In this tutorial notebook, we show how VoteKit can be used to load the cast vote record, clean the ballots, and then run an STV election.

In November 2022, voters in Portland, Oregon approved an overhaul to their system of election.
Previously, Portland had a commission model, with four councillors elected at-large, plus the mayor
as a member of the council. In that system, candidates ran for numbered seats—for instance "City
Commissioner Position 4"—for which the whole city voted. The new system holds the mayor separate and expands to 12 seats, with four geographical districts electing three councillors each through ranked-choice voting.

The precise system of election now in place is called STV or "single transferable vote"; support
from roughly a quarter of the district’s voters is the threshold required for election. Voters can rank
up to six candidates, and rounds of tabulation are conducted with support transferring down the
ballot until three candidates cross the threshold.

The Data and Democracy Lab released a report studying the election, in particular the mechanics of the STV election to explain that the voting system played a direct role in securing such strong representation for communities of color. You can read the report [here.](https://mggg.org/ppm)


## Cast Vote Record (CVR)

The city of Portland released the cast vote record (CVR) for the election in a format that reflected the scantron style ballot. Each voter was given a row in a table, and each candidate was given 6 columns, one for each ranking position. A vote for a candidate in position i was recorded as a 1 in that candidate's "Ranking i" column, and 0 otherwise. This allows for the possiblity of overvotes---multiple candidates can have a 1 in their "Ranking i" column--- and skips---no candidate has a 1 in their "Ranking i" column.

In order to make this format readable by VoteKit, we need to transform it so that there are only 6 columns total. Each column represents one position of a ranking, and the entry of that column is the candidate ranked in that position.

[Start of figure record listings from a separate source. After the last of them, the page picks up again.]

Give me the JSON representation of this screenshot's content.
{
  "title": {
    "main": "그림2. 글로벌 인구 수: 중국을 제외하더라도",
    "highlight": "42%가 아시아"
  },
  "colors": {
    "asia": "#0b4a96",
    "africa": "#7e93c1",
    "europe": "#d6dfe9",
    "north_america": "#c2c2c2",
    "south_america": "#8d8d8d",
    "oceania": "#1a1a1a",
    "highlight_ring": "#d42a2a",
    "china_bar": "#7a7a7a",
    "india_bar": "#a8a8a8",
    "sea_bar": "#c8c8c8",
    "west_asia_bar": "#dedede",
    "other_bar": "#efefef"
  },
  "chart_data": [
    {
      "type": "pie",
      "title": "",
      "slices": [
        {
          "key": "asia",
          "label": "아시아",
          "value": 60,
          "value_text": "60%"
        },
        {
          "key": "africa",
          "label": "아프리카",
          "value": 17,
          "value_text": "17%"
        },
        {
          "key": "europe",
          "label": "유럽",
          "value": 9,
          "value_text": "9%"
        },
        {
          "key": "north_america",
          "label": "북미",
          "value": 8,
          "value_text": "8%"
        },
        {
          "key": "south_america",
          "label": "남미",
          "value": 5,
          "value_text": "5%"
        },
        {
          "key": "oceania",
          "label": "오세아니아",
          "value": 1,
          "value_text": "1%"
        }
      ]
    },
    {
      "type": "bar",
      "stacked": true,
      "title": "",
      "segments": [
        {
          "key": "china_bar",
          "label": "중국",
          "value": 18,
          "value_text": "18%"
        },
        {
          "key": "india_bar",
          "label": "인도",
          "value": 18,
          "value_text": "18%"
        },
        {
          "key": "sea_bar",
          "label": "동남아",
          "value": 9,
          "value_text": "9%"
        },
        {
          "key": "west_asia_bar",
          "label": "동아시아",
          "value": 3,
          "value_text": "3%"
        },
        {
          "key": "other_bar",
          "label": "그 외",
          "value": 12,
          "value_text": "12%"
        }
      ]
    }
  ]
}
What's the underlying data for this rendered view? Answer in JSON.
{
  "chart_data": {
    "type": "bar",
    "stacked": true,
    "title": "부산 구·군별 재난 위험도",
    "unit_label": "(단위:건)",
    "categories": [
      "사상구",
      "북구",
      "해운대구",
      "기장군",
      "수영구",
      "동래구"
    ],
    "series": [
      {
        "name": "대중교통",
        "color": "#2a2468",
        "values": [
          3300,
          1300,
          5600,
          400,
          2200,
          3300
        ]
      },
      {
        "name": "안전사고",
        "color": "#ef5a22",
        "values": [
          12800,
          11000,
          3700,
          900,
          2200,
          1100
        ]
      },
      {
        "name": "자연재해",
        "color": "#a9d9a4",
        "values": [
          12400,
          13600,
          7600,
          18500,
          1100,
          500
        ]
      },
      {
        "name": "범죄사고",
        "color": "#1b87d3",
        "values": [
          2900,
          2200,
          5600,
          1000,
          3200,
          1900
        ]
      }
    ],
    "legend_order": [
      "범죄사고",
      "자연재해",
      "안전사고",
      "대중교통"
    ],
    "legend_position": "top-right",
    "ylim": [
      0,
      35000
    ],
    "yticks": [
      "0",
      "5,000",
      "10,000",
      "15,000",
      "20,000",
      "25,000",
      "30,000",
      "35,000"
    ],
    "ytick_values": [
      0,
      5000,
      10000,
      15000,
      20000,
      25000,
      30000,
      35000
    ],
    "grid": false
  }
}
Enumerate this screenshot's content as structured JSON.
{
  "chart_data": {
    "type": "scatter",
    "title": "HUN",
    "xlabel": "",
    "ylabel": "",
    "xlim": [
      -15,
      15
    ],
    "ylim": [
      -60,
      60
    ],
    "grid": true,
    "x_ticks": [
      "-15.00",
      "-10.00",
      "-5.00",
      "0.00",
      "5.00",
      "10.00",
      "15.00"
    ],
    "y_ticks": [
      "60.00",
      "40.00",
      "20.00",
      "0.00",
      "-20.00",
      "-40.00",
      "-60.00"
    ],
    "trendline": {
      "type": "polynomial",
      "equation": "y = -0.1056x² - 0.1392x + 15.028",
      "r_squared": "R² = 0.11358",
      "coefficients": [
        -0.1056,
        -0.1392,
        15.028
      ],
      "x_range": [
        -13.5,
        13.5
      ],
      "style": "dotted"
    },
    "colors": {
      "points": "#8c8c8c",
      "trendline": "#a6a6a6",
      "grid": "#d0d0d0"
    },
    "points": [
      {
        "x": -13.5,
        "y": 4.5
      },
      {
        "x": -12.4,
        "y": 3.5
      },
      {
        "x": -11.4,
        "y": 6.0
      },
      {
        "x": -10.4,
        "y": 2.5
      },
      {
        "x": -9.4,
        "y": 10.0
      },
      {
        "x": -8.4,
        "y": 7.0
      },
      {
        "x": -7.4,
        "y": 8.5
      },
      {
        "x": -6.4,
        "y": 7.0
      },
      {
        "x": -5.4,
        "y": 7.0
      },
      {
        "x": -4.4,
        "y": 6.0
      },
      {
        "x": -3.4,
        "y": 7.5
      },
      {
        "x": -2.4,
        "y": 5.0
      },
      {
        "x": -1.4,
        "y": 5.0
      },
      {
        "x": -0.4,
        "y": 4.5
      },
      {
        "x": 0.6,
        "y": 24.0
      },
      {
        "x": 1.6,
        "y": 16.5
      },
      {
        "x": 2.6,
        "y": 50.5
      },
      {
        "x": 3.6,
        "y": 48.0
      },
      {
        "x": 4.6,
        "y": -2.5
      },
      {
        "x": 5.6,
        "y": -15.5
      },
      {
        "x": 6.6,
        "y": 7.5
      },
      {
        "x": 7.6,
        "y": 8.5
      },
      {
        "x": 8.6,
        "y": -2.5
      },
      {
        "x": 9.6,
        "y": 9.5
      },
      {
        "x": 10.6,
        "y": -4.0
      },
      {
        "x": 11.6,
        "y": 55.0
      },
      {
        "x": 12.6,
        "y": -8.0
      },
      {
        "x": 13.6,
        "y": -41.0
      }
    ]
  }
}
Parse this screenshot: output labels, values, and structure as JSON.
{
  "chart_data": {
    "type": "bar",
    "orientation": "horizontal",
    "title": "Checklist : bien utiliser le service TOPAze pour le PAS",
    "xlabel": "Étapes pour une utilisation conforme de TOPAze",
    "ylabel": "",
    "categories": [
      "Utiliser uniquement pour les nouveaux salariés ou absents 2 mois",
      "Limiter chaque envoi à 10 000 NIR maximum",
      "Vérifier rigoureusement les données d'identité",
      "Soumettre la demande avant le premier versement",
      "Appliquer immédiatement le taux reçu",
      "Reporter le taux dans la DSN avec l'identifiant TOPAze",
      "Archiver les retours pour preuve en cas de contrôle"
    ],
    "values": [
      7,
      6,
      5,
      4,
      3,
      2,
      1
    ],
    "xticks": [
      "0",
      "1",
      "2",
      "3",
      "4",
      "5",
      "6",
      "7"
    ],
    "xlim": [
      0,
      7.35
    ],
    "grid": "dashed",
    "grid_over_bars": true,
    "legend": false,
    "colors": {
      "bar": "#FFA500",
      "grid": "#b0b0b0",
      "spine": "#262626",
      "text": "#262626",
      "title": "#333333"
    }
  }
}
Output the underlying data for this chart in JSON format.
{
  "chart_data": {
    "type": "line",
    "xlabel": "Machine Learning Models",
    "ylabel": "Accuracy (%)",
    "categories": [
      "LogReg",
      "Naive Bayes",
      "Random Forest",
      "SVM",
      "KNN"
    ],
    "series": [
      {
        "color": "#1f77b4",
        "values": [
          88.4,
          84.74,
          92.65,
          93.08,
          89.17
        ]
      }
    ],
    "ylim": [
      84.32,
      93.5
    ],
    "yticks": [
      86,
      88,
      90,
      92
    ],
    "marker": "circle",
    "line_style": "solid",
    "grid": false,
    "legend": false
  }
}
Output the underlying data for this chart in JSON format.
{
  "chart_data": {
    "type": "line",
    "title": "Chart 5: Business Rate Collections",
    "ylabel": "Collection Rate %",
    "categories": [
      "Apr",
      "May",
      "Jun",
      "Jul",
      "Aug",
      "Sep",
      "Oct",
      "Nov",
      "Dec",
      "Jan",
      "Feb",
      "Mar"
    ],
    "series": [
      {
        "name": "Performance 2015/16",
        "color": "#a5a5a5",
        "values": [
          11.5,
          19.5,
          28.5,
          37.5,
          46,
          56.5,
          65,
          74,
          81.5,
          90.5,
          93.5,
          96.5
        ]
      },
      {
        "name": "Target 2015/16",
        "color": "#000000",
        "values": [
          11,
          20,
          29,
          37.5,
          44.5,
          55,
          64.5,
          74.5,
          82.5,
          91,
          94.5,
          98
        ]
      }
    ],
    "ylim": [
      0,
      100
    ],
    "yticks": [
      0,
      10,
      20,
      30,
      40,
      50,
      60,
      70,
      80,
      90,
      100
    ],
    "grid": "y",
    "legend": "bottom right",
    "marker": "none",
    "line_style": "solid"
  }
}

In addition to this format, the city also released the data by district, but included every voter from the entire city in each data set. So we will have to scrub the voters that are from the other 3 districts.

### Reformatting the raw data

First, we will read in the csv of the cast vote record, scrub the non-district 1 voters, and create new columns that match the format needed by VoteKit. The csv is too large to be stored in GitHub, so [here is a link.](https://multco.us/info/turnout-and-statistics-november-2024-general-election) You will want the "Councilor District 1 Cast Vote Record Data". Be sure to save it in your working directory.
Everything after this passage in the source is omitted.